Search code examples
sqlpostgresqlpostgisgreatest-n-per-grouppoint-in-polygon

Assign point with largest population from set of points contained in a polygon


I'm trying to add a "population-based-centroid" column to a series of U.S. county polygons, where the location is not based on the geographic centroid of the polygon, but rather on the location of the geonames populated place with the largest population.

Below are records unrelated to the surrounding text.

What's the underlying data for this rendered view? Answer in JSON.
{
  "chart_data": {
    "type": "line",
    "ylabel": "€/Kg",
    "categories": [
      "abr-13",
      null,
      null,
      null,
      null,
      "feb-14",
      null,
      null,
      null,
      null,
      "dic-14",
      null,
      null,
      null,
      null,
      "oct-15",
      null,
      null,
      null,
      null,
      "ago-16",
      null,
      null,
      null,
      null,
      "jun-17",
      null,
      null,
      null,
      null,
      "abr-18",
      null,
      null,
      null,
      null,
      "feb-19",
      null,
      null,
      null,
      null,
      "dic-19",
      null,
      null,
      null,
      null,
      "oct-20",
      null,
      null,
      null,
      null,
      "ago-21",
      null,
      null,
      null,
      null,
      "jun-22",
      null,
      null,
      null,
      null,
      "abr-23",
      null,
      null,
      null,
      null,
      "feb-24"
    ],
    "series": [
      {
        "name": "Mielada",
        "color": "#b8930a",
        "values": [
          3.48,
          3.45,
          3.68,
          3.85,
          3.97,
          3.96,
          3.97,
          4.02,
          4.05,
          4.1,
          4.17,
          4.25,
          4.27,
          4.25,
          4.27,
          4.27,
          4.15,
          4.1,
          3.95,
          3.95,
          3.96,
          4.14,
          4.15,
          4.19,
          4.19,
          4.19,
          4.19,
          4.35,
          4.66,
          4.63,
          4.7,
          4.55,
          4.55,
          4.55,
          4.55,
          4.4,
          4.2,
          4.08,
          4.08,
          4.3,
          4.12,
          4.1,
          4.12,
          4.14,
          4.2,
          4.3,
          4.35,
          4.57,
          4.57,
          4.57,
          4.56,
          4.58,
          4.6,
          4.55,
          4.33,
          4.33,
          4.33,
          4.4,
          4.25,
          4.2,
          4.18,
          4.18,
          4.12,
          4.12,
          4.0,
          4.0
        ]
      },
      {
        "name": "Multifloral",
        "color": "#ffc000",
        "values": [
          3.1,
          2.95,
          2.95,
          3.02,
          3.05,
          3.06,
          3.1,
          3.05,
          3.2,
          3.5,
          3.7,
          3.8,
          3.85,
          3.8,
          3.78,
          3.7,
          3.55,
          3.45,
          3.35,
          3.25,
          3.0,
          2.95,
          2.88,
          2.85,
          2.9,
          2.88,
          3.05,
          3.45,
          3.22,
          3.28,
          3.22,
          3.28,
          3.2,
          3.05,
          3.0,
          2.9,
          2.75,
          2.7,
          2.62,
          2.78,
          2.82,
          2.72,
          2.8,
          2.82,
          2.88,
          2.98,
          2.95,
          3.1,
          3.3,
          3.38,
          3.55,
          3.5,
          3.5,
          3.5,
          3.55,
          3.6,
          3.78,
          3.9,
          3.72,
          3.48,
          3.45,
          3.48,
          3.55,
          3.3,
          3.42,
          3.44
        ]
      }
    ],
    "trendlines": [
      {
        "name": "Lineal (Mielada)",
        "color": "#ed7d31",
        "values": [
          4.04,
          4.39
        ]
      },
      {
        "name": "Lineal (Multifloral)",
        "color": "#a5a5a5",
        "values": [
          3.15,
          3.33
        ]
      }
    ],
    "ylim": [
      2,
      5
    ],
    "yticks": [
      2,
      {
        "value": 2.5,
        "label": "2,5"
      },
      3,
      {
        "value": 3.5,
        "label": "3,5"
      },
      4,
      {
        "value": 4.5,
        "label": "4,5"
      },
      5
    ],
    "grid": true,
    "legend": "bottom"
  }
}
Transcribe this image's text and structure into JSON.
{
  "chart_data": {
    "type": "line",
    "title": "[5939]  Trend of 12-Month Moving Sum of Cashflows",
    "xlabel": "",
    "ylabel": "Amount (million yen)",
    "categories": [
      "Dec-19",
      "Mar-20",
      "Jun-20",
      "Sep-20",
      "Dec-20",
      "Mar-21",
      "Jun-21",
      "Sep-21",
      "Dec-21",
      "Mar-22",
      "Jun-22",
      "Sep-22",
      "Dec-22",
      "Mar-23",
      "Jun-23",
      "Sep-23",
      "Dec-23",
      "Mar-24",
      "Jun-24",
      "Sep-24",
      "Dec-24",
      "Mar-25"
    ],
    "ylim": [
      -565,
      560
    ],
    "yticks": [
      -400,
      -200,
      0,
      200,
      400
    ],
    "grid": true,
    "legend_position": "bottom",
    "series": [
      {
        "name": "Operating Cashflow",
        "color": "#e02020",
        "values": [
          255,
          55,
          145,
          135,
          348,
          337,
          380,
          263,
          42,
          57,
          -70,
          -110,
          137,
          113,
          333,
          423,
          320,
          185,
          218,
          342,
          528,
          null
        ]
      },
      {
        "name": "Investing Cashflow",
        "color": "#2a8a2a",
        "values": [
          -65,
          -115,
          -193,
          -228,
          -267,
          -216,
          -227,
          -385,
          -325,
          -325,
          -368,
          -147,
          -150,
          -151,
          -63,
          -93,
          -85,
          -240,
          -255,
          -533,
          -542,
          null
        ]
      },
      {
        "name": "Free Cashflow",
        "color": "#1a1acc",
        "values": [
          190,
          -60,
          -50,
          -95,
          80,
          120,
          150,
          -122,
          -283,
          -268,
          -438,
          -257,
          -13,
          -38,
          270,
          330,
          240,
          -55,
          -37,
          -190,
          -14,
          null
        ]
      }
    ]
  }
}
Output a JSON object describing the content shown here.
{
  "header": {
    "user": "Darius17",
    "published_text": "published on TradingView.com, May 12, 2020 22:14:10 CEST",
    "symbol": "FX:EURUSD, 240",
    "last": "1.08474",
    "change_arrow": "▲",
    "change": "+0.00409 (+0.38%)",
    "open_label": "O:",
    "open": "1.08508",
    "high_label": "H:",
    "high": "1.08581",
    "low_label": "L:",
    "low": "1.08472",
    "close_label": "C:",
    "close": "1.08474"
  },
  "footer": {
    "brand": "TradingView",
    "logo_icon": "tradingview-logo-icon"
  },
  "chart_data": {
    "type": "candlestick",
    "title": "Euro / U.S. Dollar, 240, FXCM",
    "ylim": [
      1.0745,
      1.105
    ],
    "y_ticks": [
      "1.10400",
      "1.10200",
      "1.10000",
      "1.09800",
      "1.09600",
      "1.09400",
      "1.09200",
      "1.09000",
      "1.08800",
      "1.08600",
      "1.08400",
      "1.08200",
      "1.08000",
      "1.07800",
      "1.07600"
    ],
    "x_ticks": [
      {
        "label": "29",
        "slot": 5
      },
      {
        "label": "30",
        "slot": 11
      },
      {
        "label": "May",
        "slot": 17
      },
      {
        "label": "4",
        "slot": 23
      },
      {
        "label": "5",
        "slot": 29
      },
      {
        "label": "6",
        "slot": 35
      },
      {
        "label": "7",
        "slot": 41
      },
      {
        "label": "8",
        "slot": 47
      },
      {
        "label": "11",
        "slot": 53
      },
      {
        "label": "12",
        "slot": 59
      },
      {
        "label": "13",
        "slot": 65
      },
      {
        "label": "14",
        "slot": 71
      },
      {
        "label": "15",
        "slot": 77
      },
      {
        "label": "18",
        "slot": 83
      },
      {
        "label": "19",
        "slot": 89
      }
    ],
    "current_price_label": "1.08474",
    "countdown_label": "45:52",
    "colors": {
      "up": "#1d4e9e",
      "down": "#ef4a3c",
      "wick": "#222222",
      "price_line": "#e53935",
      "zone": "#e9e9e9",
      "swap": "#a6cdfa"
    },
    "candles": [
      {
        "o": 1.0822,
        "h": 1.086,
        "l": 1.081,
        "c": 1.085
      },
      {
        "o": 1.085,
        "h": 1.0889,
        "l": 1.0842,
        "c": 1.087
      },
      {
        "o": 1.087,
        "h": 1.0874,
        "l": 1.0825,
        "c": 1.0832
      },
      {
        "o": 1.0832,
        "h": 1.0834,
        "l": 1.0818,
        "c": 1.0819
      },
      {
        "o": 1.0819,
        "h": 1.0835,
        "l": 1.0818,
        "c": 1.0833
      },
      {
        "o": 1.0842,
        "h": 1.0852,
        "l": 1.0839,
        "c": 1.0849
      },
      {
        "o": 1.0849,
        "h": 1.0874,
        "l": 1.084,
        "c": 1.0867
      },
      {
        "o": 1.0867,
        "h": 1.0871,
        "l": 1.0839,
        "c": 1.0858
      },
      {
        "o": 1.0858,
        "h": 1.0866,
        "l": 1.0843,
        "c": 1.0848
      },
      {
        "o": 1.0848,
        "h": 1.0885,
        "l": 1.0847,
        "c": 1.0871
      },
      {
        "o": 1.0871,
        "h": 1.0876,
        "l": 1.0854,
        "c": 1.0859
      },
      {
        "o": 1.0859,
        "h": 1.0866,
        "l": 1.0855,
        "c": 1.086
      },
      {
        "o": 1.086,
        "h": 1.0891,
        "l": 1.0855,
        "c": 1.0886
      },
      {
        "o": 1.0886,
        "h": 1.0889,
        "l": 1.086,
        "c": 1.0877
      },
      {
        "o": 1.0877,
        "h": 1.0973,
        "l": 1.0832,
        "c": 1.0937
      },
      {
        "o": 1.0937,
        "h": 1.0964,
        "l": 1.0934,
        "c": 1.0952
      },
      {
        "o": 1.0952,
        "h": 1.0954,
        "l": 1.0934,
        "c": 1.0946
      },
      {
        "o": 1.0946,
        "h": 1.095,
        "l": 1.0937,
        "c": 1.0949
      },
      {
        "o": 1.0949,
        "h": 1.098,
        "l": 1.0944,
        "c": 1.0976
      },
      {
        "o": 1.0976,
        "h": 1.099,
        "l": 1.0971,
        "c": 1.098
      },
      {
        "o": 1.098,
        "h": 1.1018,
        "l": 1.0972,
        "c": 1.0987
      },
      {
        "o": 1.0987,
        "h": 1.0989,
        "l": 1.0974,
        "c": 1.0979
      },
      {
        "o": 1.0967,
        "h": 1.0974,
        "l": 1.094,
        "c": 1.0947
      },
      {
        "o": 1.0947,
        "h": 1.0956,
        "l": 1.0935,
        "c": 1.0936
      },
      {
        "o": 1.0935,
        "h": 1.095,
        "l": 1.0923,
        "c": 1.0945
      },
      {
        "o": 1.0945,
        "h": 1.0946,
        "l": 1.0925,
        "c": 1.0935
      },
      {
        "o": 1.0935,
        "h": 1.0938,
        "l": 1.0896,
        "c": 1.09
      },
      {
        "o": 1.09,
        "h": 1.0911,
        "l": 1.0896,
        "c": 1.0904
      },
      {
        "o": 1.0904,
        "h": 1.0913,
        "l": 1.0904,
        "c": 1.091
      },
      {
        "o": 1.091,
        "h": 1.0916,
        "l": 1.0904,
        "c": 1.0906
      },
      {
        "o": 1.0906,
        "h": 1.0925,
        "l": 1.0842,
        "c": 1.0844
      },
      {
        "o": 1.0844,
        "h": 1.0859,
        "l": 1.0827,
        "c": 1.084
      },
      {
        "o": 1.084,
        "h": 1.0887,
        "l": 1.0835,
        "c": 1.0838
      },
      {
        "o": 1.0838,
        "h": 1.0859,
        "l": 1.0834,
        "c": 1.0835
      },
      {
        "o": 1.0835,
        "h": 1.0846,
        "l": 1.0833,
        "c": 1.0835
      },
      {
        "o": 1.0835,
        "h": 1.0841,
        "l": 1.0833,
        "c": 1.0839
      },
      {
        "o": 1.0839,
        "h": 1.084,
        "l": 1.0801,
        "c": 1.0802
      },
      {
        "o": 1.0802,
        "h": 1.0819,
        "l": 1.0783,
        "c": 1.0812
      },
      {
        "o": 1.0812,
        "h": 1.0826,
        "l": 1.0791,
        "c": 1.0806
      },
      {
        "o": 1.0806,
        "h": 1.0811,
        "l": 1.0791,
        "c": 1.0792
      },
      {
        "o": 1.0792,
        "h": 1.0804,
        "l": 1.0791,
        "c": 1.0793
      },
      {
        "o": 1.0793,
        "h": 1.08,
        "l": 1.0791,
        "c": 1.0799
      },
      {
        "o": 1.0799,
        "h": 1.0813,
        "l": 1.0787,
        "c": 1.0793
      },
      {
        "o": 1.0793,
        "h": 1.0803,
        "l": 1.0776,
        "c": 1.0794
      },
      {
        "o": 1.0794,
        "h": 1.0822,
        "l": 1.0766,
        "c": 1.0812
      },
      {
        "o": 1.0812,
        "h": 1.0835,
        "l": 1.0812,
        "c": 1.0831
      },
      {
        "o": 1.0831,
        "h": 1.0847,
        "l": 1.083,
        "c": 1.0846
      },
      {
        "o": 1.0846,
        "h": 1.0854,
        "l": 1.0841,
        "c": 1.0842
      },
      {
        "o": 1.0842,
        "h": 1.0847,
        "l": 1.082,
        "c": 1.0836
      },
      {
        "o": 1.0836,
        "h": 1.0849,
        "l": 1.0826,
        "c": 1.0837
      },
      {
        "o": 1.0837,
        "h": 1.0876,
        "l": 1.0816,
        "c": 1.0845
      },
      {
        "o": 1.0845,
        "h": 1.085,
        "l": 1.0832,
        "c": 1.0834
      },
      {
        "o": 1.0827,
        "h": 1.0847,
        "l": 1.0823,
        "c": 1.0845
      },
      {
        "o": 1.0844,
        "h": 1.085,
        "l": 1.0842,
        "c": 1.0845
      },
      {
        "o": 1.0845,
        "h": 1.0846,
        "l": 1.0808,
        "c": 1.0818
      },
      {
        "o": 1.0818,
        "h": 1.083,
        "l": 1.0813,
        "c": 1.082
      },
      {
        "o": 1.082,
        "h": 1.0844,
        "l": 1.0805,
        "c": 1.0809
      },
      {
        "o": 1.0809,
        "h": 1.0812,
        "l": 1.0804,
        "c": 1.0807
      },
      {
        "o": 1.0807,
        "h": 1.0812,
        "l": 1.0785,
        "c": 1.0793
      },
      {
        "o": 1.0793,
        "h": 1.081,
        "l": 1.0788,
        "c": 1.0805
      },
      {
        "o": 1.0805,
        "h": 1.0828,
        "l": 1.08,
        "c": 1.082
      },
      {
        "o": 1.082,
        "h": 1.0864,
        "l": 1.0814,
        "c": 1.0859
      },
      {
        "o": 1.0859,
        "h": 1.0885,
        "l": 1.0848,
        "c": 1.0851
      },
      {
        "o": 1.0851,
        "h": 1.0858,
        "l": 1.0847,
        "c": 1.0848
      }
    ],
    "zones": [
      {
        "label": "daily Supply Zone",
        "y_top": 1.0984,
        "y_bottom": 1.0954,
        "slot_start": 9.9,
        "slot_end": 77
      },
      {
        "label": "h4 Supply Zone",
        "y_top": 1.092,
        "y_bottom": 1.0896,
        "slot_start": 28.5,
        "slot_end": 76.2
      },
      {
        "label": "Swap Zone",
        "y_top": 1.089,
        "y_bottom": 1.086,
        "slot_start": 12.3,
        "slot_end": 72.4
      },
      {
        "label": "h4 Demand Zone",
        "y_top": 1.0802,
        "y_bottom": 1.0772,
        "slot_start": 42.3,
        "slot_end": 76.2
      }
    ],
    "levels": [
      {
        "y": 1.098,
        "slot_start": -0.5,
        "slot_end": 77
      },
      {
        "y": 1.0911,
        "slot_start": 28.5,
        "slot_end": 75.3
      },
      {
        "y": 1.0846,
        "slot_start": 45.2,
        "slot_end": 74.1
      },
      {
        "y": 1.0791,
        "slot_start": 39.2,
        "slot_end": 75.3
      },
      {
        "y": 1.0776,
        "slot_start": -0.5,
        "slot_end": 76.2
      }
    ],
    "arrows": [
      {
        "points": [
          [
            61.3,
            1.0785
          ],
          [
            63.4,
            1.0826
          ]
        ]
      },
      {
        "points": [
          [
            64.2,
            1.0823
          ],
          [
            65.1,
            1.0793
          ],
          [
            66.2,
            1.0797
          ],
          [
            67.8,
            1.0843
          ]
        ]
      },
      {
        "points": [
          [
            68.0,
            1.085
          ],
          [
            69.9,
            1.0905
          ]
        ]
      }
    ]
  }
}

For example, I want to assign the geometry of the arrow-indicated point (point diameter = population) to the selected polygon's population-based-centroid column:

enter image description here

I've tested this query, and it returns the correct geometry for any given polygon (Boston's Suffolk County, for example):

SELECT g1.the_geom
FROM counties c1
JOIN geonames g1
ON ST_Contains(c1.the_geom, g1.the_geom)
WHERE c1.name = 'Suffolk County, MA'
ORDER BY g1.population DESC
LIMIT 1;

However, I'm dealing with ~4000 polygons, and when I try to use the query in an UPDATE function like this it hangs indefinitely (or at least far longer than it should for this number of features):

UPDATE counties
    SET the_geom_popcentroid = (
        SELECT g1.the_geom
        FROM counties c1
        JOIN geonames g1
        ON ST_Contains(c1.the_geom, g1.the_geom)
        ORDER BY g1.population DESC
        LIMIT 1
    );

Where have I nested this UPDATE function incorrectly?


Solution

  • It helps to use a window function here:

     WITH max_pop as (
      SELECT DISTINCT c.id as county_id,
        first_value(g.the_geom) OVER (PARTITION BY c.name ORDER BY g.population DESC) as the_geom
      FROM counties c
      JOIN geonames g
        ON ST_Intersects(c.the_geom,g.the_geom)
      )
    UPDATE counties
    SET pop_center_geom=max_pop.the_geom
    FROM max_pop
    WHERE counties.id=max_pop.county_id;
    

    What we're doing:

    Ordering the cities in each county by population descending, then taking the geometry of the first one and the id of the county in which it resides.

    We then update the county table using the id and the geometry we got.

    I prefer this to DISTINCT ON method mentioned because to me it's more explicit about what's happening and relies less on "side-effects" (for lack of a better word).